Allura masuk ke dalam ruang rawat Ibu Ani saat dokter sedang memeriksa mamanya.
"Permisi, Dokter, suster," sapa Allura.
Dokter serta suster yang sedang memeriksa Ibu Ani pun menengok sekilas dan mengangguk untuk menanggapi sapaan Allura.
"Dokter, bagaimana keadaan Mamaku saat ini? Apakah masih stabil? Dan ... kenapa beliau sampai saat ini belum bangun?" tanya Allura dengan menatap sang dokter penuh harap, ia membutuhkan jawaban yang pasti untuk keadaan mamanya.
"Sabar, Dek. Ibu Ani keadaan yang masih stabil.
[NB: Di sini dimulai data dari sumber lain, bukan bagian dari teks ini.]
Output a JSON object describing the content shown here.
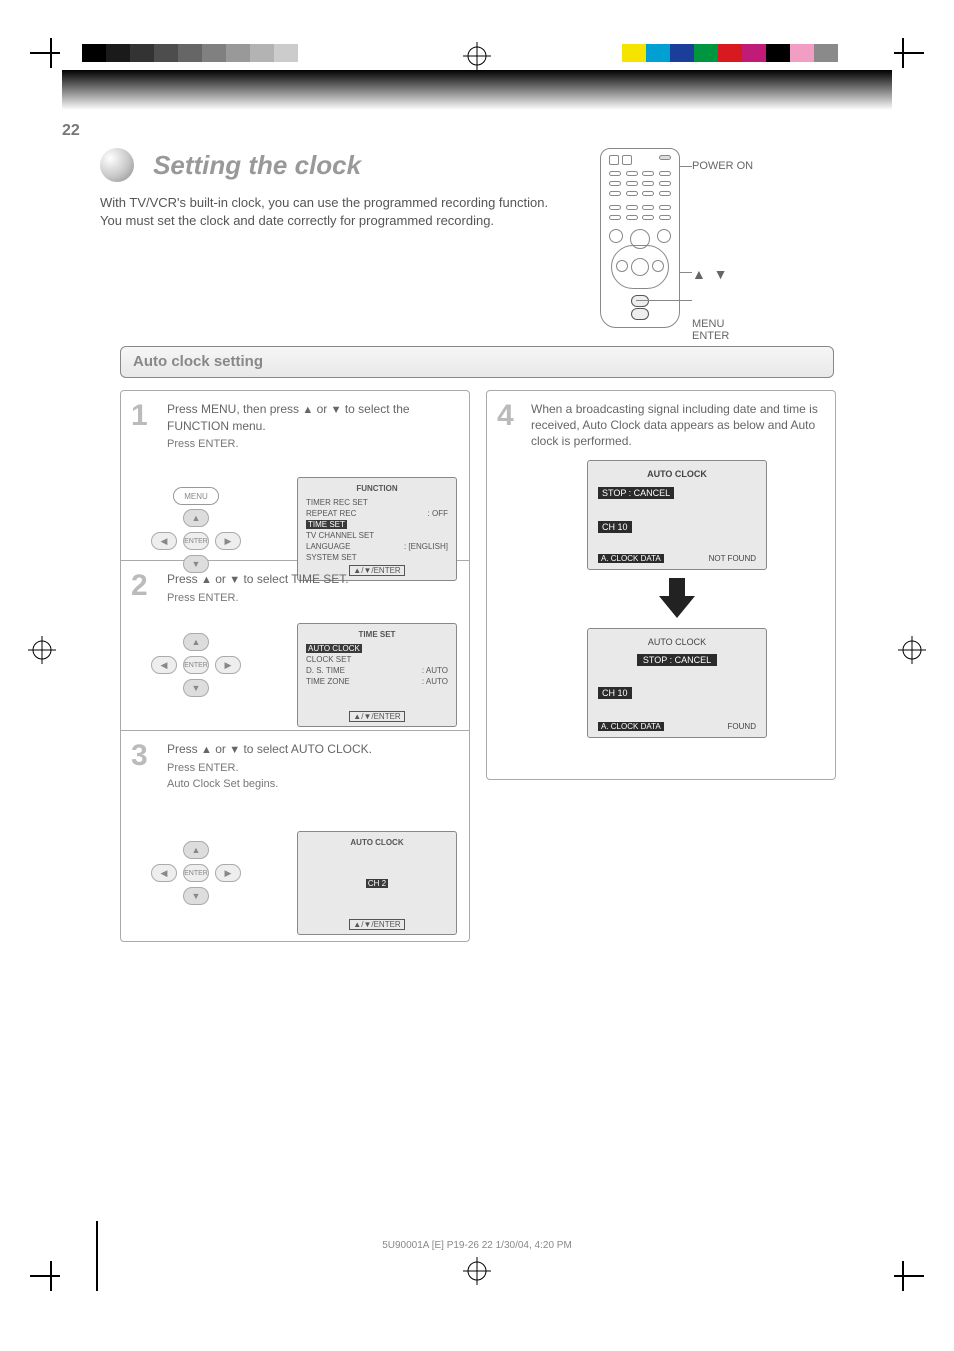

Adek teruslah berdoa dan bantu beliau agar cepat kembali mendapatkan kesadarannya," jawab dokter paruh baya itu.
Allura hanya mengangguk pelan setelah mendengar jawaban dokter paruh baya itu. Benar apa yang diucapkan sang dokter padanya, dia harus sabar dan terus berdoa supaya Ibu Ani cepat mendapatkan kesadarannya kembali.
"Terima kasih, Dok." Allura memaksakan bibirnya 'untuk tersenyum, meskipun senyuman itu tipis.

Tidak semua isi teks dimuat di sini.